While features like increased access may underscore the beneficent impulse underlying such DTC endeavors, as in the role of the pharmaceutical industry,(Sunder 2006) this does not preclude the concomitant emergence of ethical quandaries introduced by this novel delivery model. These actions avoid serious moral scrutiny and instead are described as “philanthropic,” characterized as beneficent by the mass media and other public discourse. But there are other ethical principles to consider, some of which—like justice—may in fact be at odds with a calculus of pure beneficence. What mechanisms of access will guarantee a just distribution of test kits if this process is overseen by neither the government nor the medical system? We must ask ourselves the following: What are the democratic trade-offs in private versus public authority in these domains? What checks and balances will control the private sector’s private interests? How do we incentivize public entities to maintain their role in the provision of such care when private entities enter the arena. Likewise, with important data on COVID-19 sequestered from the public domain, who will conduct follow-up studies on the testing that has occurred.

DTC genetics has not proved an equalizing force that democratizes access to genomic information. Rather, it has emerged as a novelty available to consumers who currently have the resources to expend on it. We have already watched while numerous celebrities have received early COVID-19 testing, raising concerns that financial means and status allow individuals to utilize a scarce resource unjustly. Moreover, results from DTC testing are often not reliable enough to be treated as actionable, and even when they are, it is unclear who might be liable were these outside results to be used to prescribe a treatment or intervention.(Frueh et al. 2011) If such a DTC scenario manifests for COVID-19, a well-intentioned, at-home test for individuals who are worried that they are infected would offer little more than the generalized advice published by the WHO, viz. to “Stay home if you feel unwell.” It is very plausible that DTC COVID-19 testing will exacerbate the strain on US healthcare rather than provide necessary relief.

As the world moves forward with COVID-19 testing using any means possible—including a DTC approach—this comparative analysis can generate further studies into what potential downsides might exist for tests obtained on-demand.

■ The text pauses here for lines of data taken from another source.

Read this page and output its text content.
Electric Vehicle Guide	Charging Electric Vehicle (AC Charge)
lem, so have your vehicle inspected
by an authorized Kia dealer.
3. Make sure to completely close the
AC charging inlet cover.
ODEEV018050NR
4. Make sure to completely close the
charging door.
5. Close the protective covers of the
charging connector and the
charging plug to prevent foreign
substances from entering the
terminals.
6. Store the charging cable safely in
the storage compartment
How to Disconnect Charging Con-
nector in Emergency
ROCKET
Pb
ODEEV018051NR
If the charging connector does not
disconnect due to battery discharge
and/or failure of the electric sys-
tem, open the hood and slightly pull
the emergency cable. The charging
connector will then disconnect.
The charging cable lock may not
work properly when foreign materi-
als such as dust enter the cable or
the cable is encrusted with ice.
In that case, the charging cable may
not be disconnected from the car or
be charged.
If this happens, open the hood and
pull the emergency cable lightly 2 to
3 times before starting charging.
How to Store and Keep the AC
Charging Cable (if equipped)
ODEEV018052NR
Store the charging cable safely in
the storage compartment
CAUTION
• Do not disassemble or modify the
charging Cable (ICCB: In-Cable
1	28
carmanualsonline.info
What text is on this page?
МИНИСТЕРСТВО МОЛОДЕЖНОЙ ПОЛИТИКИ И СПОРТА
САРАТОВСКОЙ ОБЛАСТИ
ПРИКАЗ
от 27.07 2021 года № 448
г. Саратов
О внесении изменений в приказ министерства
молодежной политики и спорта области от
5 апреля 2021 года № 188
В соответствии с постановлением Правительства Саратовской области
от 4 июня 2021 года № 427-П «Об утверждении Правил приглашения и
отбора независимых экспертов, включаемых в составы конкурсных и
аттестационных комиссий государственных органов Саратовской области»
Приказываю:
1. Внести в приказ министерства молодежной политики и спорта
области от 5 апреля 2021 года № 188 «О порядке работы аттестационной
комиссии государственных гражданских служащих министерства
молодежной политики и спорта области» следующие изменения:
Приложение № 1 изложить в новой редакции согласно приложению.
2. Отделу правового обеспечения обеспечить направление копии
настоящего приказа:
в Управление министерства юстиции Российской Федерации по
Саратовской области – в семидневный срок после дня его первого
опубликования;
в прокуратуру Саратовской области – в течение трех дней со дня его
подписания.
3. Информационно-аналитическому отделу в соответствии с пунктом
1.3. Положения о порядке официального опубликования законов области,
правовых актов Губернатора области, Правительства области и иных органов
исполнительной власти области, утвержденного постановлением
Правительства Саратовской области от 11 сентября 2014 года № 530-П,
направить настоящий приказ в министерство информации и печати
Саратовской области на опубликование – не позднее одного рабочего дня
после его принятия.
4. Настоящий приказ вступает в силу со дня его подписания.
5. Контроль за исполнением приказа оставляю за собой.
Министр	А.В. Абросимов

It is true that we need all the help we can get, and every sector will need to muster resources to fight this pandemic and temper its associated severe economic hardships. If a DTC method is to be used, though, it must be done in a manner that provides relief to the system instead of only to overanxious and economically privileged individuals or regions. Test results need to be integrated into existing healthcare medical records, and they must be produced in a way that ensures that they are reliable enough to make sound clinical decisions.